To rephrase that, the eigendecomposition should always yield a square matrix, whose columns may need to be normalized; the SVD should always yield orthonormal vectors, in matrices that may not be square.

Nevertheless, in principle we could have orthogonal matrices of eigenvectors from either the eigendecomposition or the SVD, and in practice, I do. And I keep them close to hand, in addition to doing whatever people want me to do to them.

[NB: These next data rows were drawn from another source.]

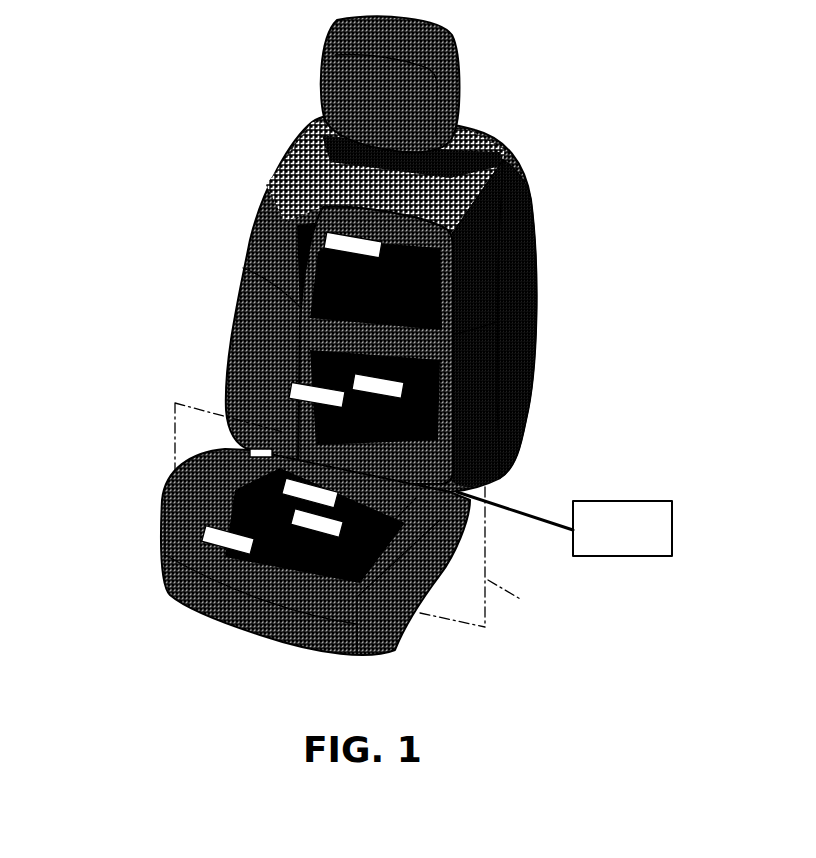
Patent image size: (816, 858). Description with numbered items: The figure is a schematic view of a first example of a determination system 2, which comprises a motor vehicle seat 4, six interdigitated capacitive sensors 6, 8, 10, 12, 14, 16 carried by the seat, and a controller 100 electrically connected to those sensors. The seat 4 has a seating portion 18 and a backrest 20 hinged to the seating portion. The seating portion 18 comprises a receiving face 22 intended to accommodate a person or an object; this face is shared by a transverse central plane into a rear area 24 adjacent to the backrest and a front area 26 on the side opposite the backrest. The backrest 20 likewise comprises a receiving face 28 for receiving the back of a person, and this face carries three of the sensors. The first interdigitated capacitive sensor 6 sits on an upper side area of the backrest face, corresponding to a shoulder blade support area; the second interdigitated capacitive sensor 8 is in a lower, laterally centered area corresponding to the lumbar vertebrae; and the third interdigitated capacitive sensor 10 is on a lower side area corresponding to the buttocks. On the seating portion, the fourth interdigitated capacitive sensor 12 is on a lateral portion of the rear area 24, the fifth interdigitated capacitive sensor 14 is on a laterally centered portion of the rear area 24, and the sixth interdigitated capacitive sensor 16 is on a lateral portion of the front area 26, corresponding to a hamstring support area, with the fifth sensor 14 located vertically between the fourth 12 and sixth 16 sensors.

The determination system 2 is at (357, 374).
The motor vehicle seat 4 is at (297, 536).
The first interdigitated capacitive sensor 6 is at (327, 240).
The second interdigitated capacitive sensor 8 is at (303, 343).
The third interdigitated capacitive sensor 10 is at (303, 383).
The fourth interdigitated capacitive sensor 12 is at (250, 450).
The fifth interdigitated capacitive sensor 14 is at (243, 468).
The sixth interdigitated capacitive sensor 16 is at (203, 532).
The seating portion 18 is at (162, 548).
The backrest 20 is at (383, 254).
The receiving face 22 is at (403, 593).
The rear area 24 is at (453, 537).
The front area 26 is at (268, 592).
The receiving face 28 is at (478, 308).
The controller 100 is at (564, 524).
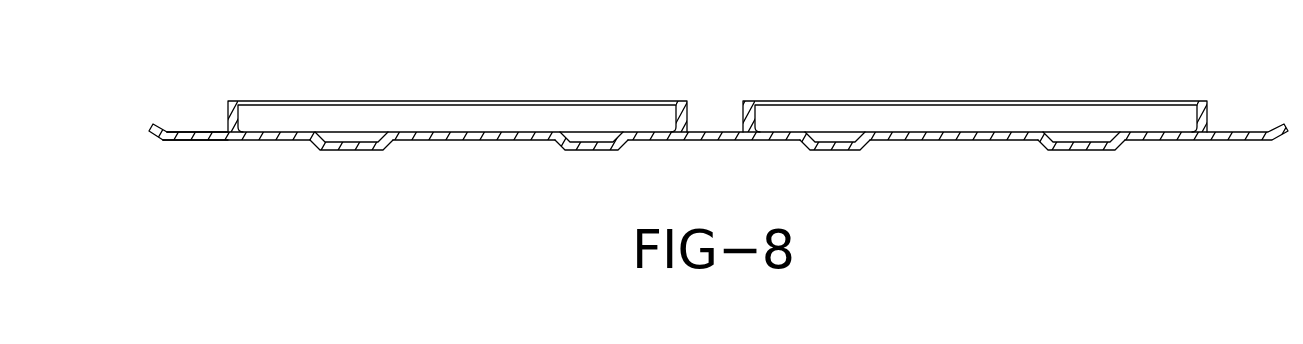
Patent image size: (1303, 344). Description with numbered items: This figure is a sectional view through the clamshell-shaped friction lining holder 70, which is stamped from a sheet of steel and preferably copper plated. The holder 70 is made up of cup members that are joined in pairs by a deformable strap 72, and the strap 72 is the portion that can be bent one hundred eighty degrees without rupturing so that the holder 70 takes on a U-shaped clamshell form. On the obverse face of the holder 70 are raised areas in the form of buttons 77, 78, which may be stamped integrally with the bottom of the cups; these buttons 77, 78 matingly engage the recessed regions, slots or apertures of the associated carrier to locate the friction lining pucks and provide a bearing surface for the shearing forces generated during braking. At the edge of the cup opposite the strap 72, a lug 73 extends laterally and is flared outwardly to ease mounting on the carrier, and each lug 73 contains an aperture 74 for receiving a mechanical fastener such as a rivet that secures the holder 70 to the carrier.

The holder 70 is at (320, 75).
The deformable strap 72 is at (711, 136).
The lug 73 is at (164, 129).
The aperture 74 is at (191, 134).
The button 77 is at (603, 147).
The button 78 is at (343, 143).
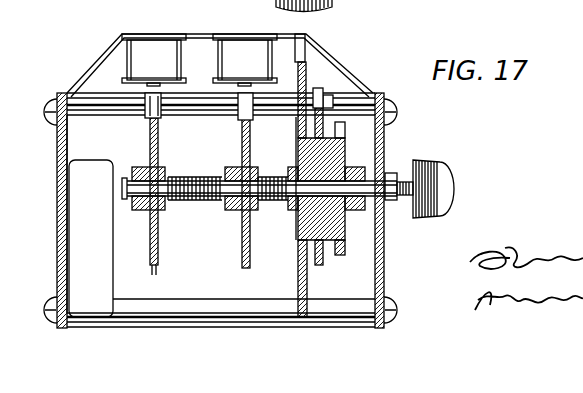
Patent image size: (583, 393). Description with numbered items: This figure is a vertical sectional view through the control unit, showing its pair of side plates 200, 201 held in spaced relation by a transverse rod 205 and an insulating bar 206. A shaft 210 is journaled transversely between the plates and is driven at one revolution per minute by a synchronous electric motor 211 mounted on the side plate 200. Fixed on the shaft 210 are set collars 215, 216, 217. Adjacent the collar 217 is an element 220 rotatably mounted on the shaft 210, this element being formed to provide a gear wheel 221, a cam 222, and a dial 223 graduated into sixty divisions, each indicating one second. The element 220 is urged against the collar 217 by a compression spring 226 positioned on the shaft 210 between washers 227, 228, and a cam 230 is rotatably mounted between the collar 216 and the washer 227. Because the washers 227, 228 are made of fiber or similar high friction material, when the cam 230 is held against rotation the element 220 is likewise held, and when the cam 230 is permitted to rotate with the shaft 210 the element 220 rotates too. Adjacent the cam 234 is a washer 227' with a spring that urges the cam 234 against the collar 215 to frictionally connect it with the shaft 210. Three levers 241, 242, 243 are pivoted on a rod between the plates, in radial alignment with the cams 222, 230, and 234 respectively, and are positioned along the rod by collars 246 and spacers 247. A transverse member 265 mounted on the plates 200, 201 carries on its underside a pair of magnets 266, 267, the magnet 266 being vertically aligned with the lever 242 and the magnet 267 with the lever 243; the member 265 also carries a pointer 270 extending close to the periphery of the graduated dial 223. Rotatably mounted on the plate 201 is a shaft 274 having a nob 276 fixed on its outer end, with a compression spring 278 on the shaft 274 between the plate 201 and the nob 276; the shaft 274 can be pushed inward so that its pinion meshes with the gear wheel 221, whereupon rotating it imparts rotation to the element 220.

The side plate 200 is at (57, 133).
The side plate 201 is at (384, 138).
The transverse rod 205 is at (225, 316).
The bar 206 is at (100, 113).
The shaft 210 is at (135, 194).
The synchronous electric motor 211 is at (57, 213).
The set collar 215 is at (141, 215).
The set collar 216 is at (228, 210).
The set collar 217 is at (358, 210).
The element 220 is at (337, 158).
The gear wheel 221 is at (343, 123).
The cam 222 is at (318, 266).
The dial 223 is at (299, 282).
The compression spring 226 is at (187, 212).
The washer 227 is at (276, 177).
The washer 227' is at (168, 176).
The washer 228 is at (289, 150).
The cam 230 is at (242, 260).
The cam 234 is at (153, 272).
The lever 241 is at (318, 97).
The lever 242 is at (240, 106).
The lever 243 is at (150, 112).
The collar 246 is at (140, 97).
The spacer 247 is at (191, 100).
The transverse member 265 is at (113, 45).
The magnet 266 is at (233, 45).
The magnet 267 is at (143, 45).
The pointer 270 is at (302, 42).
The shaft 274 is at (401, 205).
The nob 276 is at (447, 184).
The compression spring 278 is at (405, 170).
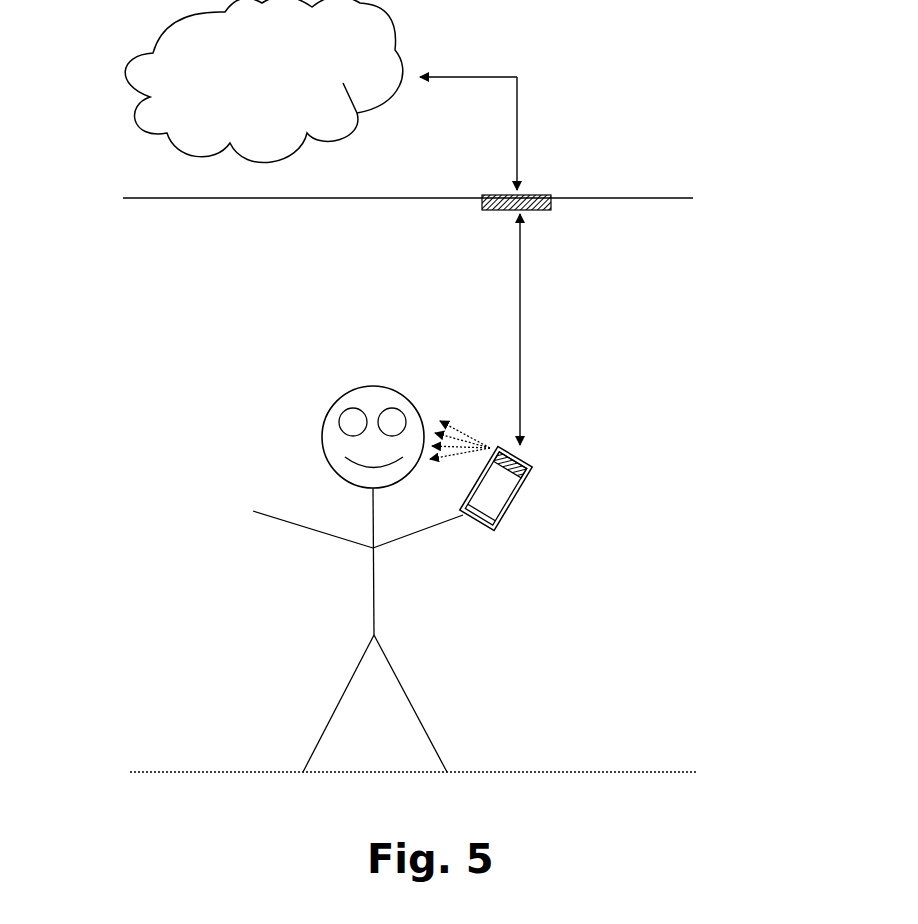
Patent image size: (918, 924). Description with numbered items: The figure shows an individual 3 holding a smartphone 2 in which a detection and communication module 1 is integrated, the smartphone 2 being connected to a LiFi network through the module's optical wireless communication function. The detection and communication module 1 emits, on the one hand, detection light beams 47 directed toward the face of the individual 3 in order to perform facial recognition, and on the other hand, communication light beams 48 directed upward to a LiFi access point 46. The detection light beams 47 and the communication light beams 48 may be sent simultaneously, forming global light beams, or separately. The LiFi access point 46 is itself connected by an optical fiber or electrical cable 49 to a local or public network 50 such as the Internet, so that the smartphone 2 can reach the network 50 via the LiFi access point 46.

The detection and communication module 1 is at (527, 457).
The smartphone 2 is at (495, 490).
The individual 3 is at (375, 595).
The LiFi access point 46 is at (539, 195).
The detection light beams 47 is at (455, 429).
The communication light beams 48 is at (520, 362).
The optical fiber or electrical cable 49 is at (517, 135).
The local or public network 50 is at (264, 81).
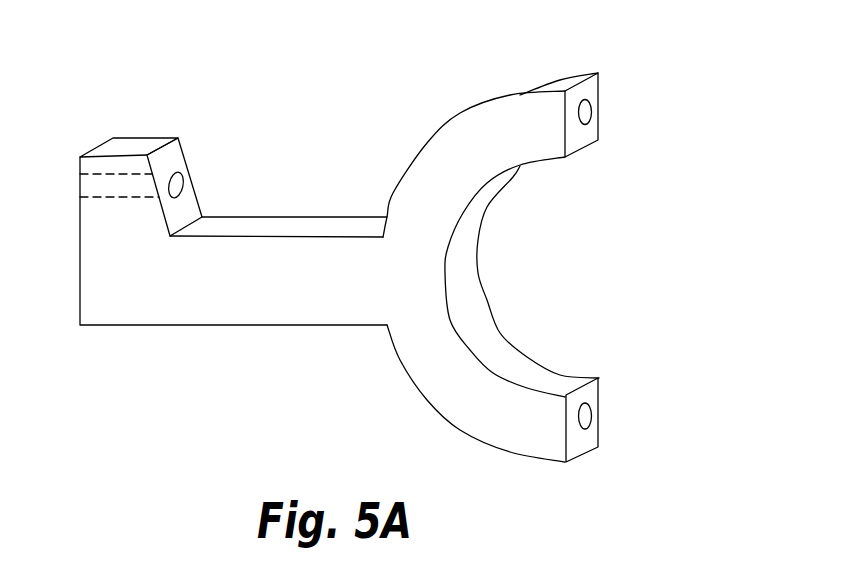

Oh, we do some post-processing, too.

  1. Leave the orthonormal eigenvectors alone?
  2. Weight them by the square roots of their eigenvalues?
  3. How about by the inverse square roots of their eigenvalues?
  4. I may even be able to find an example where they were weighted by the eigenvalues!

(And of course, if we use the SVD (me raises hand) the principal values correspond to the square roots of the eigenvalues.)

Or, if we did want unique eigenvectors – at least from real data – we could scale each eigenvector so its largest component was +1. For artificial examples, that may not be unique, but for real data, it seems unlikely that any eigenvector would have two identical largest components of opposite sign. (That’s when this prescription would fail to work.) In any case, it is a prescription I have encountered .

Now I think I’m ready for chemistry. I hope you are, too.